Komisi Penyiaran Indonesia Daerah (KPID) Sulawesi Selatan pernah menegur stasiun TV yang menayangkan azan dengan visual iklan terselip di latarnya. Mereka mendapat peringatan keras karena menayangkan azan magrib yang ditempeli gambar produk tertentu.
Bukan hanya di Sulsel.
KPID Jawa Barat juga pernah mengeluarkan teguran untuk dua televisi lokal berjaringan. Penyebabnya sama: azan magrib yang disisipi iklan. Ada logo badan usaha milik negara, ada juga operator seluler yang muncul bersamaan dengan lafaz suci itu.
Lalu, KPI Pusat mengingatkan, bahwa ada regulasi..
Dalam Pedoman Perilaku Penyiaran dan Standar Program Siaran (P3SPS), KPI telah menetapkan aturan tegas: azan tidak boleh disisipi iklan atau digunakan untuk kepentingan komersial dan politik.
Surat edaran KPI menjelang bulan Ramadhan juga selalu memperjelas: lembaga penyiaran dilarang menayangkan azan dengan unsur iklan atau materi promosi di dalamnya. Azan harus tetap murni sebagai tanda waktu ibadah, bukan kesempatan bisnis.
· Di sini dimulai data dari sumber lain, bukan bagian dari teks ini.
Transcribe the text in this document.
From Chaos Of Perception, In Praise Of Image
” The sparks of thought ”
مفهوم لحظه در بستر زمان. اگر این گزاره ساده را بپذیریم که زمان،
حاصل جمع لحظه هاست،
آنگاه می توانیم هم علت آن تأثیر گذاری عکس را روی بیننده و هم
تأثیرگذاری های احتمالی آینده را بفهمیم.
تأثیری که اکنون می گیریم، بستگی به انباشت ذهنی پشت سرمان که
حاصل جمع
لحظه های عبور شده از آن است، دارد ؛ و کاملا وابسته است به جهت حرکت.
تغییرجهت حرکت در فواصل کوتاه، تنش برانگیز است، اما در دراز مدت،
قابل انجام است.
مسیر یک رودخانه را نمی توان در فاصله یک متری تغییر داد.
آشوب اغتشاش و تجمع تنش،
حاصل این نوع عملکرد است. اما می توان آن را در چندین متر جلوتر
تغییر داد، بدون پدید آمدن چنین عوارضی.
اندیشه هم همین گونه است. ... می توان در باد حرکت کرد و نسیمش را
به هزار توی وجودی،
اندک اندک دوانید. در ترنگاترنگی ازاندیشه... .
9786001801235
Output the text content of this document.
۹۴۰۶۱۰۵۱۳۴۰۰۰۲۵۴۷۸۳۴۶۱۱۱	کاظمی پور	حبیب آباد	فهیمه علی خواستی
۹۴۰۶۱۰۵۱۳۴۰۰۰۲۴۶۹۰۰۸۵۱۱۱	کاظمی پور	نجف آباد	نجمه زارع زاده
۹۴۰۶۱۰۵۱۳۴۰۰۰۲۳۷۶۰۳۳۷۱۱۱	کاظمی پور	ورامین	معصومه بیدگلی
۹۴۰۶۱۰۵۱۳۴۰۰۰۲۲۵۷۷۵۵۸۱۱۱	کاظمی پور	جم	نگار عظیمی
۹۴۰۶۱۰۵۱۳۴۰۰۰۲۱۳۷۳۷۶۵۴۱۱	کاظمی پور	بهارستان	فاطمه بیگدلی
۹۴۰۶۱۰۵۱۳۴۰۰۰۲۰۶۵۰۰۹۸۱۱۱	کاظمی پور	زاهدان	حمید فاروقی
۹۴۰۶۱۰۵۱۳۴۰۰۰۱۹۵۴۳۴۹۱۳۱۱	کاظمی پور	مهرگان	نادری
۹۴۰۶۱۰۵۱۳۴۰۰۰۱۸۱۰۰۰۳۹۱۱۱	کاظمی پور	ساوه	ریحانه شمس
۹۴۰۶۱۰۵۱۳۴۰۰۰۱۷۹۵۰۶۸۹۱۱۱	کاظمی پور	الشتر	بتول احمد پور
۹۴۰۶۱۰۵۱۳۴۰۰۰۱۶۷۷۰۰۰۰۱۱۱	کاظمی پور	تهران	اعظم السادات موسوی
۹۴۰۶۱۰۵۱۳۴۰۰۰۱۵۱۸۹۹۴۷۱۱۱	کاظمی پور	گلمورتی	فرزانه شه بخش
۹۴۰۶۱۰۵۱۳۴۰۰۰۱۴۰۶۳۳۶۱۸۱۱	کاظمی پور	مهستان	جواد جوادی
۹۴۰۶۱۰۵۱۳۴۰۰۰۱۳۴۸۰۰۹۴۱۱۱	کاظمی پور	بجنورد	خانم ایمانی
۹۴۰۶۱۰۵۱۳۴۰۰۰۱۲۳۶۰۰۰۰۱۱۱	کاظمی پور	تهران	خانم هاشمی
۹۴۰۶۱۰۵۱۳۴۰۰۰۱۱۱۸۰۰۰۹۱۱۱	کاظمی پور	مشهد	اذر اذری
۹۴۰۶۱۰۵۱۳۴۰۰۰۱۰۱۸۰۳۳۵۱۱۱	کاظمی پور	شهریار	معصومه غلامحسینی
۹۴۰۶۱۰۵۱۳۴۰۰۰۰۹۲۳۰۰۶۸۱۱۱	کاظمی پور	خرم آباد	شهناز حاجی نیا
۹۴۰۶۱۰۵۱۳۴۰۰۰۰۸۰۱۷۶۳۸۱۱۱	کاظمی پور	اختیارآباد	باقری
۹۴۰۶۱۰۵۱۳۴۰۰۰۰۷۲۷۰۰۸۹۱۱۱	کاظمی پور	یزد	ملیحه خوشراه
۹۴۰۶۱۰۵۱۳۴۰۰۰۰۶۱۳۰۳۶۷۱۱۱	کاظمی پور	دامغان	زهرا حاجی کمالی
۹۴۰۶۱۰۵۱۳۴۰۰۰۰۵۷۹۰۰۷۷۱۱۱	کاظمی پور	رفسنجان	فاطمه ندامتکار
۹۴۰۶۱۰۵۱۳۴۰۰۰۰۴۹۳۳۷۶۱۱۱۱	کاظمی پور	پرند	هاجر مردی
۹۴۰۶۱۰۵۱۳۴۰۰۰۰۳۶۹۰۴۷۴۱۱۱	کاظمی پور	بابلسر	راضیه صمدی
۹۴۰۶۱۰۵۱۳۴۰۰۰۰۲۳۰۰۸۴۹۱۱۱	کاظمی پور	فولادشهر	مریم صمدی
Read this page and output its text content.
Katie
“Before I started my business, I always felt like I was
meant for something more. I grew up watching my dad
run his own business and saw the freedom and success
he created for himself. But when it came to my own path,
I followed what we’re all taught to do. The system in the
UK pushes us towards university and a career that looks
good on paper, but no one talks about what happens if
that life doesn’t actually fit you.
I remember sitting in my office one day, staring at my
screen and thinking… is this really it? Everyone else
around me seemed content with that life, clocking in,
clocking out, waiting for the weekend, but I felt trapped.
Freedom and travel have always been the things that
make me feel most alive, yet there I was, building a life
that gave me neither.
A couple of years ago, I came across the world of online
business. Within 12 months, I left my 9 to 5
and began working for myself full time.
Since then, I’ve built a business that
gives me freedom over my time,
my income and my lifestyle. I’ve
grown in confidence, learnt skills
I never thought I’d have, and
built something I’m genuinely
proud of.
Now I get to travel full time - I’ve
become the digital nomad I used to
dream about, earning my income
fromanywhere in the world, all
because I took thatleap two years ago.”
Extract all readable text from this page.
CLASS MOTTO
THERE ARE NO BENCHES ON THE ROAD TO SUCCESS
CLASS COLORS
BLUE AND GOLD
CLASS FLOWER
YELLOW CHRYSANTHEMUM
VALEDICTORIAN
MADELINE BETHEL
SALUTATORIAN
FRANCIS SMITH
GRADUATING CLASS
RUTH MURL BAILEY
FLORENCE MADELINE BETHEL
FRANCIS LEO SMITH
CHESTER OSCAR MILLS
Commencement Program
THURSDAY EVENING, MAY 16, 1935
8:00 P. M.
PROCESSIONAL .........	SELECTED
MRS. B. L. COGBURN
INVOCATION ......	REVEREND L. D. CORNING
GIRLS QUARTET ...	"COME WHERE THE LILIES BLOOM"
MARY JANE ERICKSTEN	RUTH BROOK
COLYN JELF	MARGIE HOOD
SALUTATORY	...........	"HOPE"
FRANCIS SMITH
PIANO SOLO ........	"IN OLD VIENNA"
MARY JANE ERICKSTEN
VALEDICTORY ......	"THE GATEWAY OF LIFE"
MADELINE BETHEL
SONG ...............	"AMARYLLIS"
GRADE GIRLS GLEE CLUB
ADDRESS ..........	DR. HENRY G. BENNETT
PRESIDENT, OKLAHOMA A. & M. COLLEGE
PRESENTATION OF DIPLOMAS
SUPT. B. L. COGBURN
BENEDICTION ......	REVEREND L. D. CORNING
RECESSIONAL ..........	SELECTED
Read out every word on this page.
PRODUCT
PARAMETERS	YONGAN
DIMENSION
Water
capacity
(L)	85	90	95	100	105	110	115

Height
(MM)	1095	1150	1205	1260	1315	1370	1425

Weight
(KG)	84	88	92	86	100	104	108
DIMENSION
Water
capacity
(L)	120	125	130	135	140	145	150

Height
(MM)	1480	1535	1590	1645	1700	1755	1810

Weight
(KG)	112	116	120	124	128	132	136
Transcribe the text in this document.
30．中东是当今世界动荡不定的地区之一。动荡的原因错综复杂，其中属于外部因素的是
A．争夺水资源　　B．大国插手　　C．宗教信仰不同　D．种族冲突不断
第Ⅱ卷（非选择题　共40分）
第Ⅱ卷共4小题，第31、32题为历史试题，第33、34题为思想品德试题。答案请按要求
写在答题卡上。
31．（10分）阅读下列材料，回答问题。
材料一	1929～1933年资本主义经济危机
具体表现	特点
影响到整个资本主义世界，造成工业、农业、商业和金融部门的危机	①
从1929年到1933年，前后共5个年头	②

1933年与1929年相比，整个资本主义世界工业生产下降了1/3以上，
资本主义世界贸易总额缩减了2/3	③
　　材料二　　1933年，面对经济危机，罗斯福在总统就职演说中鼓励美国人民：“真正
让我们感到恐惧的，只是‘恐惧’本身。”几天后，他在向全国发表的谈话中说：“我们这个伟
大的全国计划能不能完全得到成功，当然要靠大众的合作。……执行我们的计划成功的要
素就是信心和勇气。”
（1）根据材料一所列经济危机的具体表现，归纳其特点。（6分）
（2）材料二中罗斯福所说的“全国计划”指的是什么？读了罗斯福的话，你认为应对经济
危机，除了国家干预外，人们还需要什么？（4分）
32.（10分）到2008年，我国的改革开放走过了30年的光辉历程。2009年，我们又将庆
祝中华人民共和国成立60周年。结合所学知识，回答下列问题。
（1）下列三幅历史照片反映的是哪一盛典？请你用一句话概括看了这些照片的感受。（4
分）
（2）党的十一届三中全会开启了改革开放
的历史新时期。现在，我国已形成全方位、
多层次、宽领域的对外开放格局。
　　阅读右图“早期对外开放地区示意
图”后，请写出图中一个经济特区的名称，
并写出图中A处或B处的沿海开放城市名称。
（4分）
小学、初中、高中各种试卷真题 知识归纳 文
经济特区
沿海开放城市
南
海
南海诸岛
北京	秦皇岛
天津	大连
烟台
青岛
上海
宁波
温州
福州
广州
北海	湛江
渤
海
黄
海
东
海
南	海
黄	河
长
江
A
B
Namun, iklan dalam azan tetap muncul di beberapa tempat. Alasannya? “Kreativitas penyiaran.”
Padahal, bagi banyak orang, azan magrib di bulan Ramadhan bukan sekadar suara. Ia adalah panggilan suci yang dinanti. Suara yang menenangkan. Lafaz yang mengajak untuk bersyukur setelah seharian berpuasa.
Momen paling ditunggu, saat berpuasa.